In the output, the status field contains several nested fields with details about the process of propagating configuration changes through the mesh.

  1. status:
  2. conditions:
  3. - lastProbeTime: null
  4. lastTransitionTime: "2019-12-26T22:06:34Z"
  5. message: "61/122 complete"
  6. reason: "stillPropagating"
  7. status: "False"
  8. type: Reconciled
  9. - lastProbeTime: null
  10. lastTransitionTime: "2019-12-26T22:06:56Z"
  11. message: "1 Error and 1 Warning found. See validationMessages field for details"
  12. reason: "errorsFound"
  13. status: "False"
  14. type: PassedAnalysis
  15. validationMessages:
  16. - code: IST0101
  17. level: Error
  18. message: 'Referenced gateway not found: "bogus-gateway"'
  19. - code: IST0102
  20. level: Warn
  21. message: 'mTLS not enabled for virtual service'

The conditions field

Conditions represent possible states of the resource. The type field of a condition can have the following values:

  • PassedAnalysis
  • Reconciled

When you apply a configuration, a condition of each of these types is added to the conditions field.

The status field of the Reconciled type condition is initialized to False to indicate the resource is still in the process of being distributed to all the proxies. When finished reconciling, the status will become True. The status field might transition to True instantaneously, depending on the speed of the cluster.

The status field of the PassedAnalysis type condition will have a value of True or False depending on whether or not Istio’s background analyzers have detected a problem with your config. If False, the problem(s) will be detailed in the validationMessages field.
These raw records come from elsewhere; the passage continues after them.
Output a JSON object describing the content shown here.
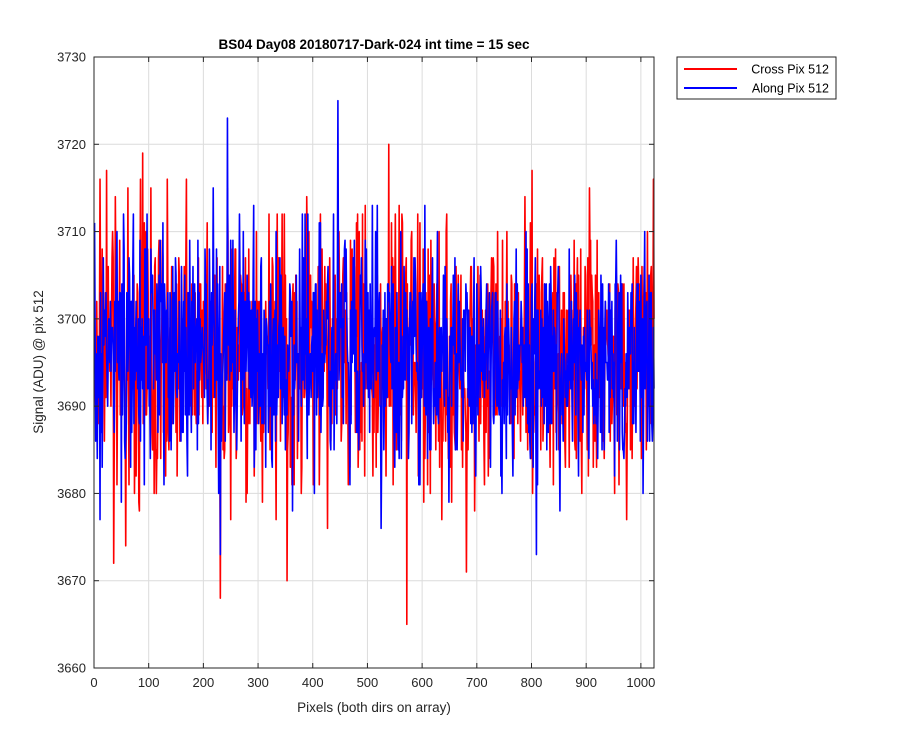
{
  "chart_data": {
    "type": "line",
    "title": "BS04 Day08 20180717-Dark-024 int time = 15 sec",
    "xlabel": "Pixels (both dirs on array)",
    "ylabel": "Signal (ADU) @ pix 512",
    "xlim": [
      0,
      1024
    ],
    "ylim": [
      3660,
      3730
    ],
    "xticks": [
      0,
      100,
      200,
      300,
      400,
      500,
      600,
      700,
      800,
      900,
      1000
    ],
    "yticks": [
      3660,
      3670,
      3680,
      3690,
      3700,
      3710,
      3720,
      3730
    ],
    "grid": true,
    "legend_position": "outside top-right",
    "series_stats": {
      "Cross Pix 512": {
        "mean": 3696,
        "std": 8.5,
        "min": 3665,
        "max": 3720
      },
      "Along Pix 512": {
        "mean": 3696,
        "std": 7.5,
        "min": 3673,
        "max": 3725
      }
    },
    "series": [
      {
        "name": "Cross Pix 512",
        "color": "#ff0000",
        "points_count": 1024,
        "notable_points": [
          {
            "x": 22,
            "y": 3717
          },
          {
            "x": 35,
            "y": 3672
          },
          {
            "x": 57,
            "y": 3674
          },
          {
            "x": 88,
            "y": 3719
          },
          {
            "x": 230,
            "y": 3668
          },
          {
            "x": 352,
            "y": 3670
          },
          {
            "x": 538,
            "y": 3720
          },
          {
            "x": 571,
            "y": 3665
          },
          {
            "x": 680,
            "y": 3671
          }
        ]
      },
      {
        "name": "Along Pix 512",
        "color": "#0000ff",
        "points_count": 1024,
        "notable_points": [
          {
            "x": 10,
            "y": 3677
          },
          {
            "x": 243,
            "y": 3723
          },
          {
            "x": 230,
            "y": 3673
          },
          {
            "x": 445,
            "y": 3725
          },
          {
            "x": 524,
            "y": 3676
          },
          {
            "x": 808,
            "y": 3673
          }
        ]
      }
    ]
  },
  "colors": {
    "axes_background": "#ffffff",
    "grid": "#dcdcdc",
    "axis": "#262626"
  }
}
The PassedAnalysis condition is an informational field only. It does not block the application of an invalid configuration. It is possible for the status to indicate that validation failed, but applying the configuration was successful. This means Istio was able to set the new configuration, but the configuration was invalid, likely due to a syntax error or similar problem.

The validationMessages field

In case of a validation failure, check the validationMessages field for more information. The validationMessages field has details about the validation process, such as error messages indicating that Istio cannot apply the configuration, and warning or informational messages that did not result in an error.

If the condition of type PassedValidation has a status of False, there will be validationMessages explaining the problem. There might be messages present when PassedValidation status is True, because those are informational messages.

For validation message examples, see Configuration Analysis Messages.